Reality Check for Checklists

Sociologist Charles Bosk analyzes the effectiveness of checklists in patient safety.

Monday, January 9, 2012

By Peter Nichols

Can simple solutions ensure the safety of medical procedures? Sociology professor Charles Bosk cautions that the nexus of science, technology and culture in the healthcare setting is anything but simple.

Bosk is lead author of “Reality Check for Checklists, published in the August 8, 2009 issue of The Lancet, one of the world’s leading medical journals. The authors reflect on the results of the Michigan Keystone ICU project, which dramatically reduced catheter-related bloodstream infections in 103 intensive care units. (The other authors are Peter Pronovost and Christine Goeschel, both from Johns Hopkins University and investigators in the Keystone initiative, and Mary Dixon-Woods from the University of Leicester.)

Press reports called the Keystone project a success story demonstrating that “simple checklists” are the solution to patient safety. But “determining the best way of proceeding in a complex health-care setting is not as straightforward as producing a prompt to remember the milk,” the authors warn. Checklists are not bad, they say. They’re just not a panacea.

"My notion is anything that creates talk among people about how they're doing things is probably good. Anything that makes the work mechanical and reduces the opportunity to build trust, coordination, cooperation and communication is bad. Checklists could go either way." - Charles Bosk

Bosk is the author of Forgive and Remember: Managing Medical Failure, a highly regarded analysis of medical ethics and physician culture, and All God’s Mistakes: Genetic Counseling in a Pediatric Hospital. His latest book, What Would You Do? Juggling Bioethics and Ethnography, is a reflection on more than 30 years as a medical sociologist and an ethnographer of life on the hospital ward. In 2005 he received the Robert Wood Johnson Health Investigator Award for his study of the disconnect between safety theory and safety practice in the American medical system, “Restarting a Stalled Policy Revolution: Patient Safety, System Error and Professional Responsibility.”

Infections related to the placement of catheters in ICU patients are common, costly and sometimes fatal. The cost of caring for an infected patient runs to about $45,000—$2.3 billion for all U.S. patients annually—and bloodstream infections from putting in catheter lines cause an estimated 28,000 deaths each year. The patient-safety interventions adopted by the Keystone initiative reduced these infections by up to 66 percent over 18 months, saving an estimated $75 million and more than 1,500 lives.

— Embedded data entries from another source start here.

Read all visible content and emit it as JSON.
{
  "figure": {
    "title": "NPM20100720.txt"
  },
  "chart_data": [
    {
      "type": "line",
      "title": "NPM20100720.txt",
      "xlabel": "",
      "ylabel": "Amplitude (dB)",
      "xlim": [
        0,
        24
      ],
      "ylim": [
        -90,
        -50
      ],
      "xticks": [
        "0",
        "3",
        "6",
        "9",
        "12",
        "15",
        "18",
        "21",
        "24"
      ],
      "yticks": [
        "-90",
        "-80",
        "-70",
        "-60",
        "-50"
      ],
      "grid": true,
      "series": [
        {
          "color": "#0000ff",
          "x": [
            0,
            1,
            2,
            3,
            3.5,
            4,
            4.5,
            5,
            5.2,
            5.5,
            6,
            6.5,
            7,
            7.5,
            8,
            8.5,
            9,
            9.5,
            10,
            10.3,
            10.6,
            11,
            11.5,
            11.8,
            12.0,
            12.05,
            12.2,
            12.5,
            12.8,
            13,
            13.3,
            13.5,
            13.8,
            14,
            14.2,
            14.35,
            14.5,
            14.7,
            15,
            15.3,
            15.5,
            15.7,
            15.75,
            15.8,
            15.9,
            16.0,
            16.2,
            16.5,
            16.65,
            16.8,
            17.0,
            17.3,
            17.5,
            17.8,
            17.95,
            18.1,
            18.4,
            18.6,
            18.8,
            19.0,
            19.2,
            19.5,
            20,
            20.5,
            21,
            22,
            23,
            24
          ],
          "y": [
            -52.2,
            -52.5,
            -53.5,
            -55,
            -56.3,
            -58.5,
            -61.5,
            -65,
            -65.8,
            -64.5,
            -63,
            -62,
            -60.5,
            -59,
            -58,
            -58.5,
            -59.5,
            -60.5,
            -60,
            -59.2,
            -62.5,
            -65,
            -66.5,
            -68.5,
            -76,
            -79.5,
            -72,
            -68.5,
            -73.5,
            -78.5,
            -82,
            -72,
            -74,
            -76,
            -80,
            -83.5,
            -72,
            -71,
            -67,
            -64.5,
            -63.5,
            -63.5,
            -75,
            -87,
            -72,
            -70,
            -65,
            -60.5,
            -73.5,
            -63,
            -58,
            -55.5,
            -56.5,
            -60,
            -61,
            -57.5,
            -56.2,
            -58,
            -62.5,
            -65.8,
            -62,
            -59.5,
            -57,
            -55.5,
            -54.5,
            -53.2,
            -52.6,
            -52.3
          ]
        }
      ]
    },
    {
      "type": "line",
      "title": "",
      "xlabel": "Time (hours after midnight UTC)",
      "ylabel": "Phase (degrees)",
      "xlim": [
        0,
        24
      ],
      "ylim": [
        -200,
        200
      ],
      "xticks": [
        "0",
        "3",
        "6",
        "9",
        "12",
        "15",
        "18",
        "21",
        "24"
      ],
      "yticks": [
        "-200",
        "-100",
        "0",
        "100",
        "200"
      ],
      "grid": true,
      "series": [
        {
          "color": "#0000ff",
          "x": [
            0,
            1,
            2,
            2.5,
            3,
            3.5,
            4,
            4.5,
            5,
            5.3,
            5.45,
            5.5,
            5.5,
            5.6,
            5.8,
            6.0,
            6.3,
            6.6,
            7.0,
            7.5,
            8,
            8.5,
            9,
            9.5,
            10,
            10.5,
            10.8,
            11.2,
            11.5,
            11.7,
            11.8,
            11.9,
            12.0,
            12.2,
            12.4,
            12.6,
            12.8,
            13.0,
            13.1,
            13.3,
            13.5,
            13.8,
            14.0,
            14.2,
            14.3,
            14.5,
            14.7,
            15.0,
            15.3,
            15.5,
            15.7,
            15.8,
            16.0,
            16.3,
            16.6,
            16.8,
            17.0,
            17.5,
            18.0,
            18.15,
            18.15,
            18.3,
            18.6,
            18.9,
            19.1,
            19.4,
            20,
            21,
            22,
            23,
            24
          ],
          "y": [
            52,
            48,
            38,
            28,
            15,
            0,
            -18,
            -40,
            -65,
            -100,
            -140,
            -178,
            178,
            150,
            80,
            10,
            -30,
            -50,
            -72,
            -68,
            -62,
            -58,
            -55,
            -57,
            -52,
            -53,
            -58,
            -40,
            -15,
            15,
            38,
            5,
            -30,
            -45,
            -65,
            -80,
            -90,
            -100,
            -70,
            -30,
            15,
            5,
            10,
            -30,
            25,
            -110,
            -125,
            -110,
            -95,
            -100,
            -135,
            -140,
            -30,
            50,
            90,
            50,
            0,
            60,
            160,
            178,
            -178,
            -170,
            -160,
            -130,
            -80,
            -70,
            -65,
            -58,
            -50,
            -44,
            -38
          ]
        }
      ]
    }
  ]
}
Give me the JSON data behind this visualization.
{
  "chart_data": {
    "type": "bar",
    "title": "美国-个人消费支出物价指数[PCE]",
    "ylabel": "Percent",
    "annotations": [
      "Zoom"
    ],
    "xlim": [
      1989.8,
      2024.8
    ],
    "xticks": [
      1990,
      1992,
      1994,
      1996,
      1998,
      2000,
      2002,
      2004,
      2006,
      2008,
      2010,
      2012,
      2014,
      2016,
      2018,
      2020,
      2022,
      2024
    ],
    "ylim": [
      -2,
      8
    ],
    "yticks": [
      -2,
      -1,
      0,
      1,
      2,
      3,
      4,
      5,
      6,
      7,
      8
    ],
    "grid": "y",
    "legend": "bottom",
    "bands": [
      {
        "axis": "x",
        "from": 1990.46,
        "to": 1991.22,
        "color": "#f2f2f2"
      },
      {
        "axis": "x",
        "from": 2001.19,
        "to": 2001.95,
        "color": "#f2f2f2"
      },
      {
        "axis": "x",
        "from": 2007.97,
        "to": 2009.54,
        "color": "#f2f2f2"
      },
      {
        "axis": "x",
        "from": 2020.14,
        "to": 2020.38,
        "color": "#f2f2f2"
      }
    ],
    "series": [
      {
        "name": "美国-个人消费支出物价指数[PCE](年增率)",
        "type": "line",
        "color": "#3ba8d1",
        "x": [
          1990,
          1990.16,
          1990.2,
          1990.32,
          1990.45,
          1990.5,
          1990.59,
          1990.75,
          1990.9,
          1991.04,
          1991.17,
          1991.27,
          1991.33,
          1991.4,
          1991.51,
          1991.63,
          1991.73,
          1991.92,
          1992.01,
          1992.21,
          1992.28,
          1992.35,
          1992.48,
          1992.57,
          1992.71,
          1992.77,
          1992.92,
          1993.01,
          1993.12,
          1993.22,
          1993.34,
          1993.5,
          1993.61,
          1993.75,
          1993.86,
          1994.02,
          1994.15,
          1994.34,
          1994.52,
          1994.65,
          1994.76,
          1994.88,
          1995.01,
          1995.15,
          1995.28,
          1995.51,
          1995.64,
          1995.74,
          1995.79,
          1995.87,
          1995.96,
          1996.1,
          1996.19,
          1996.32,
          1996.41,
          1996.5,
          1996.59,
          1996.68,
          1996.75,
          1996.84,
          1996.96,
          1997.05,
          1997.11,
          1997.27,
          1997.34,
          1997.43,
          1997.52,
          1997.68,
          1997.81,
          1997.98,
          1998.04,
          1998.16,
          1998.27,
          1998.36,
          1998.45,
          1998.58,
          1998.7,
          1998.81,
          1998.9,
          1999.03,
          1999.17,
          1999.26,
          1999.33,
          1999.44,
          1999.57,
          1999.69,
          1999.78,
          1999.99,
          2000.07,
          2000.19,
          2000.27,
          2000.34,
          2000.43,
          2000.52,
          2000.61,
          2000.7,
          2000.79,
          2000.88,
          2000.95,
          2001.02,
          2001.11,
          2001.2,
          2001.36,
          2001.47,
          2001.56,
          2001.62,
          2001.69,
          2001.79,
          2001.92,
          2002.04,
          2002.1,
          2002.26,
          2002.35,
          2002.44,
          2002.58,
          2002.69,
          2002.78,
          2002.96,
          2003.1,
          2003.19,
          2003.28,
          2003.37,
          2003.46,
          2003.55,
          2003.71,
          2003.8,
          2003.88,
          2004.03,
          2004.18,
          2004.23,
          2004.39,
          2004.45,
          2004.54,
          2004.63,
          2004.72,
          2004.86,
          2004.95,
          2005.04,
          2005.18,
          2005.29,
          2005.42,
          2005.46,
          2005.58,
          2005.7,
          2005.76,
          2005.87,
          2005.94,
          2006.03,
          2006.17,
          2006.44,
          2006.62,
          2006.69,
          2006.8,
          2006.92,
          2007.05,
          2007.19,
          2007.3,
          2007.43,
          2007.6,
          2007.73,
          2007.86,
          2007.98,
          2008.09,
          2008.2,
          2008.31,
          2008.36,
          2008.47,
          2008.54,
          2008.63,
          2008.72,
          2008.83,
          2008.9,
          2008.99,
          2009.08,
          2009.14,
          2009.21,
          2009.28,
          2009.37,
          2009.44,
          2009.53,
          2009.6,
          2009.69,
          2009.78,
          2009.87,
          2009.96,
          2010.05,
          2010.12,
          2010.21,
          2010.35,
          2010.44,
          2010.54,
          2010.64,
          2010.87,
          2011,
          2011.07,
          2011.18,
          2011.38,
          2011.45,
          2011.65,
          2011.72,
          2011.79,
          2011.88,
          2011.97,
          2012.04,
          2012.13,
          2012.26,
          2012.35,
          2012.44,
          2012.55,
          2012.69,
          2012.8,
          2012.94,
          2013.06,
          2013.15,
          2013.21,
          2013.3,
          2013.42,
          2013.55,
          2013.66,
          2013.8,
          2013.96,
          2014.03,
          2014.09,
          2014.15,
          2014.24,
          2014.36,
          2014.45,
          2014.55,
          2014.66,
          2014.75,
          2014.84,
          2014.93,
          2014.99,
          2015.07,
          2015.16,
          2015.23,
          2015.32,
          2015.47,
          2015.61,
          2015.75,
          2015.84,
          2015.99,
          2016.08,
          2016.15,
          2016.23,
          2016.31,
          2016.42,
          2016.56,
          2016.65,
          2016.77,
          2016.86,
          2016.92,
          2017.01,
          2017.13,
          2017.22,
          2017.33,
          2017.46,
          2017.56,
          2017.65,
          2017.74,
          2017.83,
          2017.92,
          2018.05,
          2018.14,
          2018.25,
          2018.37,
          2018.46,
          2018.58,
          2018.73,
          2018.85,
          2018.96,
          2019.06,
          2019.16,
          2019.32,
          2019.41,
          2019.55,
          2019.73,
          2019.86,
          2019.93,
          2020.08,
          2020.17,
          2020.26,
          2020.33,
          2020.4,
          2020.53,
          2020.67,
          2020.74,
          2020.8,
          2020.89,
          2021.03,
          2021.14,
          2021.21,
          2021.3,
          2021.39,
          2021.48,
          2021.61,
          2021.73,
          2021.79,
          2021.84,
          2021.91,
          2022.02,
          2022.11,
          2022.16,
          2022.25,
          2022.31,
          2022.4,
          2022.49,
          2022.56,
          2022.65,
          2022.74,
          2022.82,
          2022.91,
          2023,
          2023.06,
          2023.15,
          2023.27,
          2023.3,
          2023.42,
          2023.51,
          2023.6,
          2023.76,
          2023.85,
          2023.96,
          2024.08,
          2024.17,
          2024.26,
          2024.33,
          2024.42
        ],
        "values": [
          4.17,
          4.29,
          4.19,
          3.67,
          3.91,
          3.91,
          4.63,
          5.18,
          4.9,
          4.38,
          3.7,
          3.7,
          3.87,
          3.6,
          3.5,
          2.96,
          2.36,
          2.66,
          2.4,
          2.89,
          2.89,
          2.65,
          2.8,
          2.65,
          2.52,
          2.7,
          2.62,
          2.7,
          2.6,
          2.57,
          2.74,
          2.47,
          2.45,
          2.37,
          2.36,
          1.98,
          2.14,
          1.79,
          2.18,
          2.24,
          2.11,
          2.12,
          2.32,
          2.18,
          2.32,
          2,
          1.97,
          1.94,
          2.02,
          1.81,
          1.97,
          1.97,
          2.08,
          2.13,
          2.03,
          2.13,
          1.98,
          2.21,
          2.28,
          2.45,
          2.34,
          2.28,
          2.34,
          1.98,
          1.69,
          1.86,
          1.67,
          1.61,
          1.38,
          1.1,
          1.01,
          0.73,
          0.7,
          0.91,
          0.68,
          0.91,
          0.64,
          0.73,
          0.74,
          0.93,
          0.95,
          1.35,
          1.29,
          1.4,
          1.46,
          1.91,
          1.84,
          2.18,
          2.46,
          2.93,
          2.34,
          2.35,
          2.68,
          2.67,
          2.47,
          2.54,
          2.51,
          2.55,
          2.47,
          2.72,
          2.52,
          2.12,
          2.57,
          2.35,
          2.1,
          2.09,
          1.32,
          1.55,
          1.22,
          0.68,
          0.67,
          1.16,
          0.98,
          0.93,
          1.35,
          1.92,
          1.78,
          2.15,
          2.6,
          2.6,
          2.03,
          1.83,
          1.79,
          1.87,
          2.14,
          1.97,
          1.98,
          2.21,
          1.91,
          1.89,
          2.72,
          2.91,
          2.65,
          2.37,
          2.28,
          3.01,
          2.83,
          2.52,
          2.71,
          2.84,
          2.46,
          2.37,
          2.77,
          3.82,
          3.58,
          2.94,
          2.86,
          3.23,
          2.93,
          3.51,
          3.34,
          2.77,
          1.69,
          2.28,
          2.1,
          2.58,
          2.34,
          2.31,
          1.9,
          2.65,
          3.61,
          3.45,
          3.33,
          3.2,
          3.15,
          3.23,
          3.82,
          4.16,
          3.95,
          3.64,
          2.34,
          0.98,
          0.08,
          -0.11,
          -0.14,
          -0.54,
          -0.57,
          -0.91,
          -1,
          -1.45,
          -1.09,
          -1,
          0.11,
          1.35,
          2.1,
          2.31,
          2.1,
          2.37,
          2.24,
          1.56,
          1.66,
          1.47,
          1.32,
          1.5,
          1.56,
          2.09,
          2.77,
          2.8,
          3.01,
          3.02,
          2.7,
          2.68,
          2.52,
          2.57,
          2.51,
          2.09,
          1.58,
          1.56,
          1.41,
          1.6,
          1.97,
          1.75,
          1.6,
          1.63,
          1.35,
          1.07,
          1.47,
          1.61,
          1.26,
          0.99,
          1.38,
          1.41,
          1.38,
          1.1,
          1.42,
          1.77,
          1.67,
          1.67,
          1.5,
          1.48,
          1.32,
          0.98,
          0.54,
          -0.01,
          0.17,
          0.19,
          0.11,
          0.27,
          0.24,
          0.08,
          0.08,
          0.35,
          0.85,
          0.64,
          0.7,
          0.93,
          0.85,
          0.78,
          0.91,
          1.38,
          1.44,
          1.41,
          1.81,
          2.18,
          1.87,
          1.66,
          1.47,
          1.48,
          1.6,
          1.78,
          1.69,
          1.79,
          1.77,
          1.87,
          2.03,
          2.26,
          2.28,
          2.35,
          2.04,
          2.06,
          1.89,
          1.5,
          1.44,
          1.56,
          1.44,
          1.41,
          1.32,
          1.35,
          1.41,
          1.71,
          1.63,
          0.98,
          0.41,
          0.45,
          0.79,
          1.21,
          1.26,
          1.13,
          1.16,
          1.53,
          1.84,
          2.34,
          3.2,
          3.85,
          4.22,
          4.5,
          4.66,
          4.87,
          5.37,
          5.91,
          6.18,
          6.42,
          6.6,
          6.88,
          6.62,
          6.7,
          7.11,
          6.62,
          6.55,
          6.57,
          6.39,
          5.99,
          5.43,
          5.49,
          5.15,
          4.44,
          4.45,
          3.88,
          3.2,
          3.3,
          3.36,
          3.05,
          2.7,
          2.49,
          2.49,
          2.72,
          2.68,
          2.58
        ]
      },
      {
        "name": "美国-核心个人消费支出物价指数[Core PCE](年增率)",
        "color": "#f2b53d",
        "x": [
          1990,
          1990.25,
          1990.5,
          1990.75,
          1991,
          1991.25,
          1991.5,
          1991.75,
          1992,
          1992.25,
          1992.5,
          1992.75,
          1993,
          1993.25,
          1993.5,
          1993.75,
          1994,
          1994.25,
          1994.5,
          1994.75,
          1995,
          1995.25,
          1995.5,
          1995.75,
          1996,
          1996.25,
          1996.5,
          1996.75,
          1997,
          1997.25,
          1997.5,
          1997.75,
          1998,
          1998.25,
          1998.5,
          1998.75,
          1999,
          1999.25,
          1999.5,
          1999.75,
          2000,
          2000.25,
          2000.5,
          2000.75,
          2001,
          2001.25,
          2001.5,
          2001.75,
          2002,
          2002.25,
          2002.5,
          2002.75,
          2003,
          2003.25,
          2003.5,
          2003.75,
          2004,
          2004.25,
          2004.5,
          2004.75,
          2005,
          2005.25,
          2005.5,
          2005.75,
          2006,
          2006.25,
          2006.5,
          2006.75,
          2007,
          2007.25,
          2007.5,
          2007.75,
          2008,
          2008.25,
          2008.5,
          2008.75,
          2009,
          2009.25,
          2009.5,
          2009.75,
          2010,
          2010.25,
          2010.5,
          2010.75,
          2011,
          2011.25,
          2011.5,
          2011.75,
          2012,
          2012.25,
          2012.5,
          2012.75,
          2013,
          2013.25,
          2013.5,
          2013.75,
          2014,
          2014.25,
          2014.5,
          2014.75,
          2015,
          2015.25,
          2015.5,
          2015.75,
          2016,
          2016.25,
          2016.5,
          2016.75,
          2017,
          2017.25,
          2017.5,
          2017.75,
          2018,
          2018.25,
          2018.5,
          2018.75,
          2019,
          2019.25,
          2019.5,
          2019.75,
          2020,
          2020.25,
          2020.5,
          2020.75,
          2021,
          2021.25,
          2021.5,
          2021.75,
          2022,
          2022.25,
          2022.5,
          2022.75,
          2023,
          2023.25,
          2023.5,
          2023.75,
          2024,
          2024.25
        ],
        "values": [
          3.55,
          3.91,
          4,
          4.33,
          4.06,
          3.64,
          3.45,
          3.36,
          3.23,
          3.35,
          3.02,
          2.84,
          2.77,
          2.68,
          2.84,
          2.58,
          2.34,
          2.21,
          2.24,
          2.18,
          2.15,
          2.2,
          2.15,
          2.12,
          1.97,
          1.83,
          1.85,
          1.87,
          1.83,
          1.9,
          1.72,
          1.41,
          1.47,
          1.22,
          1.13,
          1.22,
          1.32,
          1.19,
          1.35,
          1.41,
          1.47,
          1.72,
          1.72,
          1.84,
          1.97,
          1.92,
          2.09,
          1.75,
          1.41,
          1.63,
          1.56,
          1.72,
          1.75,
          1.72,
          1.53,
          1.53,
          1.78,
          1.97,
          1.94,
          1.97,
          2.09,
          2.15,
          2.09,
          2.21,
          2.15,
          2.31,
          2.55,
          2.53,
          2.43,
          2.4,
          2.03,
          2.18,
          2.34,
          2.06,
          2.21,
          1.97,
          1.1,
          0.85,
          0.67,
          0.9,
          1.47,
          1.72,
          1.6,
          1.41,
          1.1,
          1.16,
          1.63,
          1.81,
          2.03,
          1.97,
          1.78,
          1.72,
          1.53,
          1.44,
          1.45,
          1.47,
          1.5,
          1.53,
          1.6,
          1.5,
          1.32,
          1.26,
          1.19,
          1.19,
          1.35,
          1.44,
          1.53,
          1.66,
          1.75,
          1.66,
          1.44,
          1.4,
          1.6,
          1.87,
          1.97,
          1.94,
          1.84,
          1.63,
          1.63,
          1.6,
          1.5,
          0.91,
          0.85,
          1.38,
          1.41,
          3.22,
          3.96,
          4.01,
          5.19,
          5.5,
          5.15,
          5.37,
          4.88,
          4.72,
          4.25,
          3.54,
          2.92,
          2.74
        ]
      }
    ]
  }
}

The press immediately latched onto one aspect of the results, touting the cure-all qualities of the checklist—steps healthcare workers need to take to execute a procedure correctly and safely. But it’s not quite that simple. Say the “Reality Check” authors, “We propose that widespread deployment of checklists without an appreciation of how or why they work is a potential threat to patients’ safety and to high-quality medical care.”

Checklists in hospitals are not even new, Bosk states. Good physicians have been using them for a long time. “The Keystone study is not about how checklists save us from medical errors," he explains. "It's about, how do you get people who've had a long history of resisting checklists to buy into them? How do you get them to see that they're important?”

Checklists are a useful technical solution, but the bigger challenge for healthcare is getting them into the culture of medical practice. Doctors are socialized to be analytical and decisive, and many believe that checklists undermine their expertise and short circuit the need for swift decision making and action. To improve safety, the authors argue, hospitals need to get both the technical problems and the cultural issues solved—good, evidence-based checklists with solid social networks of healthcare workers who share the same mission.

“Safety gets created in work groups when people have confidence in one another’s judgments, when there’s open communication, when people don’t hesitate to question one another, and when they feel like they have a stake in the success or failure of whatever it is they’re doing,” Bosk maintains. “My notion is anything that creates talk among people about how they’re doing things is probably good. Anything that makes the work mechanical and reduces the opportunity to build trust, coordination, cooperation and communication is bad. Checklists could go either way.”

Airline pilots use checklists to help them take off and land safely, the authors point out, adding that baggage handlers use them too. Many of us know the nightmare stories about how luggage ends up at the wrong airport, if not the wrong country. “Handling baggage that comes in different sizes and shapes, involves complex transfers, and is often in poor condition is a more realistic analogy for use of checklists in achieving patients’ safety than their use in takeoffs and landings.”

Just ticking off a list of reminders won’t transform the safety of medical care. “Nothing threatens safety so much as the complacency induced when an organization thinks that a problem is solved,” the authors conclude. “The answer to the question of what a simple checklist can achieve is: on its own, not much.”